Even if possible, a series of compromises and tradeoffs may be necessary to fill the whole world’s various needs with a single blockchain. Too large of a blockchain eventually may necessitate storing only more recent transactions rather than the whole chain, which could impact the principle of an immutable permanent ledger as a source of an ultimate truth. Too large of a strain on nodes may result in only a select few running them, which impacts the decentralization prospect of the system. And having a system process low-value microtransactions along with monetary transfers can impact the profitability of the latter where miners simply cannot afford to process billions of payments and trillions of transactions for other purposes, all for a cost that is economically acceptable to all users. At some point, trying to have Bitcoin do everything may impact its ability to do what it does best.

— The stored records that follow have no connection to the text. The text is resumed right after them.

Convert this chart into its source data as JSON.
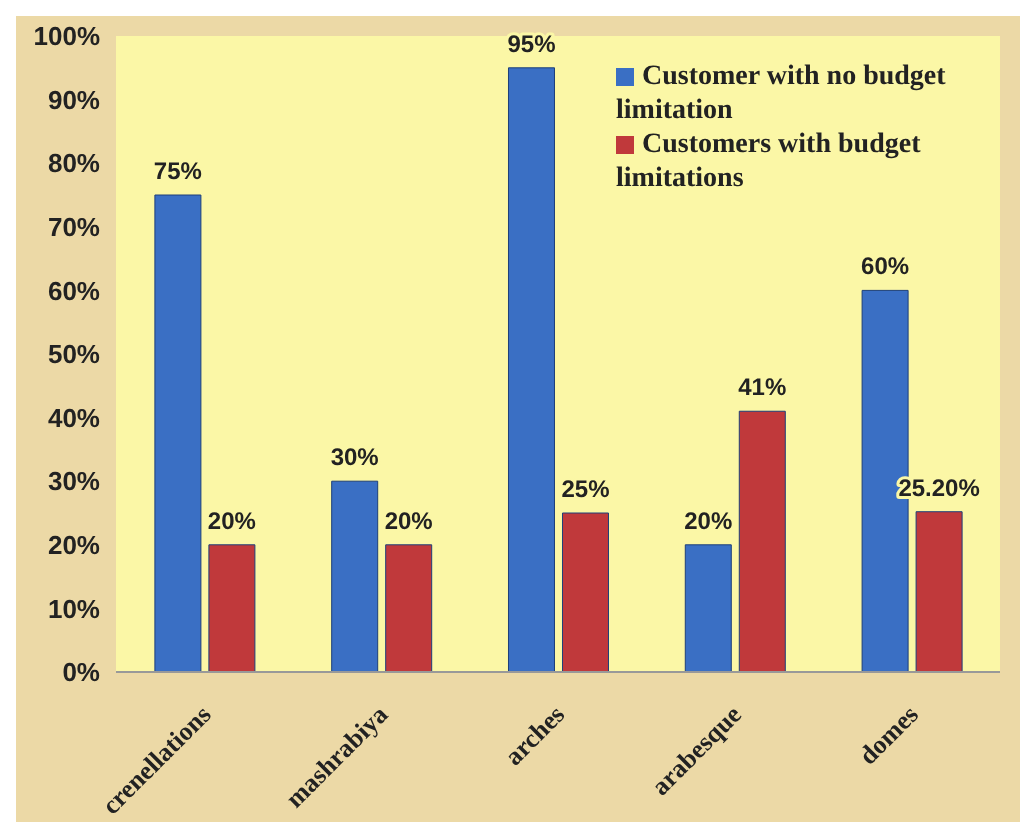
{
  "chart_data": {
    "type": "bar",
    "categories": [
      "crenellations",
      "mashrabiya",
      "arches",
      "arabesque",
      "domes"
    ],
    "series": [
      {
        "name": "Customer with no budget limitation",
        "color": "#3a6fc4",
        "values": [
          75,
          30,
          95,
          20,
          60
        ],
        "value_labels": [
          "75%",
          "30%",
          "95%",
          "20%",
          "60%"
        ]
      },
      {
        "name": "Customers with budget limitations",
        "color": "#c0393b",
        "values": [
          20,
          20,
          25,
          41,
          25.2
        ],
        "value_labels": [
          "20%",
          "20%",
          "25%",
          "41%",
          "25.20%"
        ]
      }
    ],
    "ylim": [
      0,
      100
    ],
    "yticks": [
      {
        "value": 0,
        "label": "0%"
      },
      {
        "value": 10,
        "label": "10%"
      },
      {
        "value": 20,
        "label": "20%"
      },
      {
        "value": 30,
        "label": "30%"
      },
      {
        "value": 40,
        "label": "40%"
      },
      {
        "value": 50,
        "label": "50%"
      },
      {
        "value": 60,
        "label": "60%"
      },
      {
        "value": 70,
        "label": "70%"
      },
      {
        "value": 80,
        "label": "80%"
      },
      {
        "value": 90,
        "label": "90%"
      },
      {
        "value": 100,
        "label": "100%"
      }
    ],
    "legend": "top right"
  }
}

Evolve or die, nothing lasts forever
Finally, there’s a certain fatality to the concept of never-changing tech. Bitcoin didn’t exist until ten years ago, and likely wouldn’t have been possible for nearly all of human history outside of that point. While many of the concepts and innovations in the Bitcoin whitepaper may very well be timeless, its approach to securing a decentralized financial network constitutes the best that was available at that time. Improvements to privacy, speed of transactions, security of the blockchain, and governance have since been developed, with more surely to come over the coming years. Building on Bitcoin, one of the most groundbreaking and liberating technologies of time, is essential. Never evolving past what was imagined at a finite point in time, however, makes the tech just that: finite. An infinite world needs evolution.
Bitcoin’s vision turned the world on its head. Without evolution, it would be a mere footnote in history. Bitcoin maximalism, through its strict adherence to tenets antithetical to long-term relevance, has planned out its own self-destruction.